In this situation, this is not the first time you’ve seen your lead engineer write something like this in a code review, and you’ve talked to them about it twice before. What do you do? It’s tempting to keep giving warnings and chances to this person because the thought of losing a key member’s contributions is scary. 

But let’s say that “safety” is one of your team’s core values. This engineer is clearly making the working environment less safe for others by responding to perceived code issues with direct personal attacks. There are a couple of things you need to do if you’re using the value of “safety” as your runbook in this situation.

First, you need to make sure you’ve provided for the lead engineer’s safety by giving them clear and direct feedback. If you’ve only hinted at the problem, there’s a chance they haven’t fully understood.
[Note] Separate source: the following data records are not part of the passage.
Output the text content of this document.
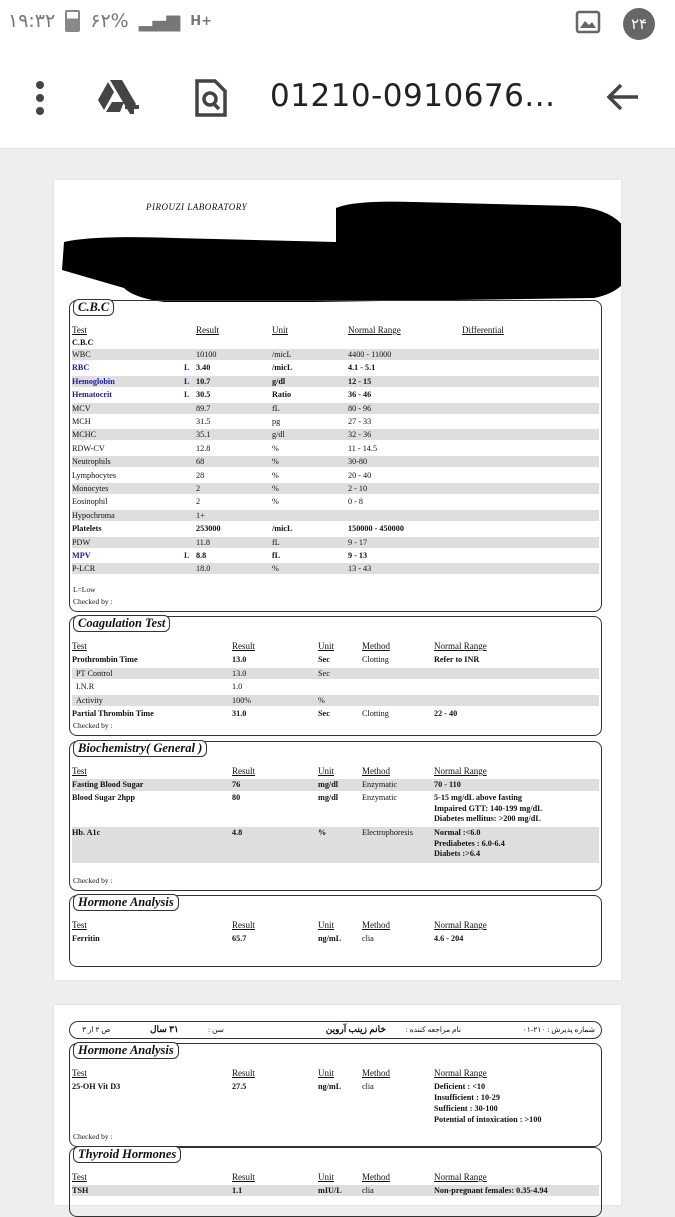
۱۹:۳۲ ۶۲% ▂▄▆ H+	۲۴
01210-0910676...
PIROUZI LABORATORY
C.B.C
Test	Result	Unit	Normal Range	Differential
C.B.C
WBC	10100	/micL	4400 - 11000
RBC	L 3.40	/micL	4.1 - 5.1
Hemoglobin	L 10.7	g/dl	12 - 15
Hematocrit	L 30.5	Ratio	36 - 46
MCV	89.7	fL	80 - 96
MCH	31.5	pg	27 - 33
MCHC	35.1	g/dl	32 - 36
RDW-CV	12.8	%	11 - 14.5
Neutrophils	68	%	30-80
Lymphocytes	28	%	20 - 40
Monocytes	2	%	2 - 10
Eosinophil	2	%	0 - 8
Hypochroma	1+
Platelets	253000	/micL	150000 - 450000
PDW	11.8	fL	9 - 17
MPV	L 8.8	fL	9 - 13
P-LCR	18.0	%	13 - 43
L=Low
Checked by :
Coagulation Test
Test	Result	Unit	Method	Normal Range
Prothrombin Time	13.0	Sec	Clotting	Refer to INR
PT Control	13.0	Sec
I.N.R	1.0
Activity	100%	%
Partial Thrombin Time	31.0	Sec	Clotting	22 - 40
Checked by :
Biochemistry( General )
Test	Result	Unit	Method	Normal Range
Fasting Blood Sugar	76	mg/dl	Enzymatic	70 - 110
Blood Sugar 2hpp	80	mg/dl	Enzymatic	5-15 mg/dL above fasting
Impaired GTT: 140-199 mg/dL
Diabetes mellitus: >200 mg/dL
Hb. A1c	4.8	%	Electrophoresis	Normal :<6.0
Prediabetes : 6.0-6.4
Diabets :>6.4
Checked by :
Hormone Analysis
Test	Result	Unit	Method	Normal Range
Ferritin	65.7	ng/mL	clia	4.6 - 204
شماره پذیرش : ۲۱۰-۰۱
نام مراجعه کننده :
خانم زینب آروین
سن :
۳۱ سال
ص ۲ از ۳
Hormone Analysis
Test	Result	Unit	Method	Normal Range
25-OH Vit D3	27.5	ng/mL	clia	Deficient : <10
Insufficient : 10-29
Sufficient : 30-100
Potential of intoxication : >100
Checked by :
Thyroid Hormones
Test	Result	Unit	Method	Normal Range
TSH	1.1	mIU/L clia	Non-pregnant females: 0.35-4.94
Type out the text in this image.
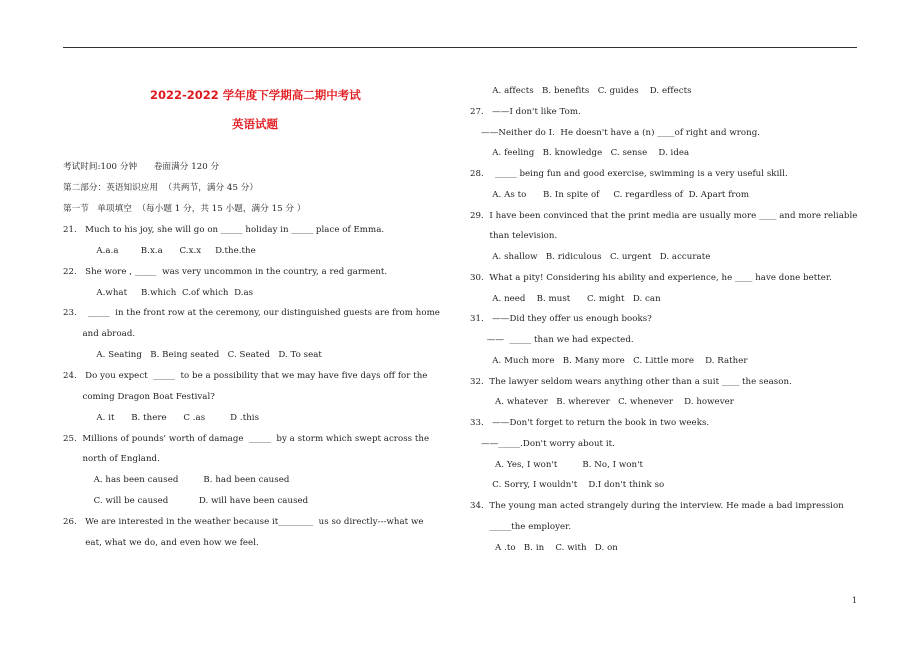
2022-2022 学年度下学期高二期中考试
英语试题
考试时间:100 分钟      卷面满分 120 分
第二部分：英语知识应用  （共两节，满分 45 分）
第一节   单项填空  （每小题 1 分，共 15 小题，满分 15 分 ）
21.   Much to his joy, she will go on _____ holiday in _____ place of Emma.
A.a.a        B.x.a      C.x.x     D.the.the
22.   She wore , _____  was very uncommon in the country, a red garment.
A.what     B.which  C.of which  D.as
23.    _____  in the front row at the ceremony, our distinguished guests are from home
and abroad.
A. Seating   B. Being seated   C. Seated   D. To seat
24.   Do you expect  _____  to be a possibility that we may have five days off for the
coming Dragon Boat Festival?
A. it      B. there      C .as         D .this
25.  Millions of pounds' worth of damage  _____  by a storm which swept across the
north of England.
A. has been caused         B. had been caused
C. will be caused           D. will have been caused
26.   We are interested in the weather because it________  us so directly---what we
eat, what we do, and even how we feel.
A. affects   B. benefits   C. guides    D. effects
27.   ——I don't like Tom.
——Neither do I.  He doesn't have a (n) ____of right and wrong.
A. feeling   B. knowledge   C. sense    D. idea
28.    _____ being fun and good exercise, swimming is a very useful skill.
A. As to      B. In spite of     C. regardless of  D. Apart from
29.  I have been convinced that the print media are usually more ____ and more reliable
than television.
A. shallow   B. ridiculous   C. urgent   D. accurate
30.  What a pity! Considering his ability and experience, he ____ have done better.
A. need    B. must      C. might   D. can
31.   ——Did they offer us enough books?
——  _____ than we had expected.
A. Much more   B. Many more   C. Little more    D. Rather
32.  The lawyer seldom wears anything other than a suit ____ the season.
A. whatever   B. wherever   C. whenever    D. however
33.   ——Don't forget to return the book in two weeks.
——_____.Don't worry about it.
A. Yes, I won't         B. No, I won't
C. Sorry, I wouldn't    D.I don't think so
34.  The young man acted strangely during the interview. He made a bad impression
_____the employer.
A .to   B. in    C. with   D. on
1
The ideal outcome here is restoration, with them repairing their relationships with the team and building back trust; they can only do that if you’ve been honest with them. The Center for Creative Leadership’s “Situation, Behavior, Impact” framework can be very helpful here.

Second, if you’re sure you’ve gotten the message across and the problem persists, then your “safety” runbook requires that you shift your focus to the safety of the rest of the team. This could mean putting the lead engineer on a performance improvement plan with termination as a direct consequence. As an alternative, if you’ve already established the severity of the situation and the circumstances have not changed, it could mean terminating their employment immediately. 

The important thing to remember is that you must listen to your “safety” runbook when it tells you that there’s no possible contribution one individual could make that justifies their making the rest of the team feel unsafe. Decisions like this are never easy, but your values can hold you accountable to do the right thing.

Establishing your values as a leader

If you’re going to use values as a runbook to help you be more consistent as a leader, you first need a set of solid values to work from that you really believe in. These may not be the same as your company’s values, and that’s OK as long as they’re not in conflict. You can easily create a set of “team principles” that work in tandem with your company’s values with a more direct impact on how you and your team operate.

Creating a set of values is a big topic that I can’t do justice to here, but as Patrick Lencioni wrote in Harvard Business Review, you have to make your values mean something. It’s wise to involve your whole team in this process. After all, one of the goals of consistently modeling your values is encouraging your team to lean into them as well, and it’s much easier to do this if you have their buy-in from the start.

You also shouldn’t feel like the values you establish need to be permanent. Teams, like systems, change over time, and values sometimes need updating just like system runbooks. A value of “speed” that makes sense as you’re trying to get an early product out the door might need to change over time to “stability” as customers start to depend on your product. A value like “growth mindset” or “safety” might be more durable. Ultimately, your values will likely be a mix of both.

Consistency is key

The value of a runbook lies not in its creation, but in its use. The same is true of values. If you build a habit of reaching for your values in difficult situations, you’ll increase the consistency of your leadership and you’ll teach your team to do the same. The trust built by your consistency will go a very long way in helping everyone achieve their best work. 

It’s challenging to build and follow a meaningful set of values, but using them like a runbook to guide your actions as a leader can help, and the results are absolutely worth it.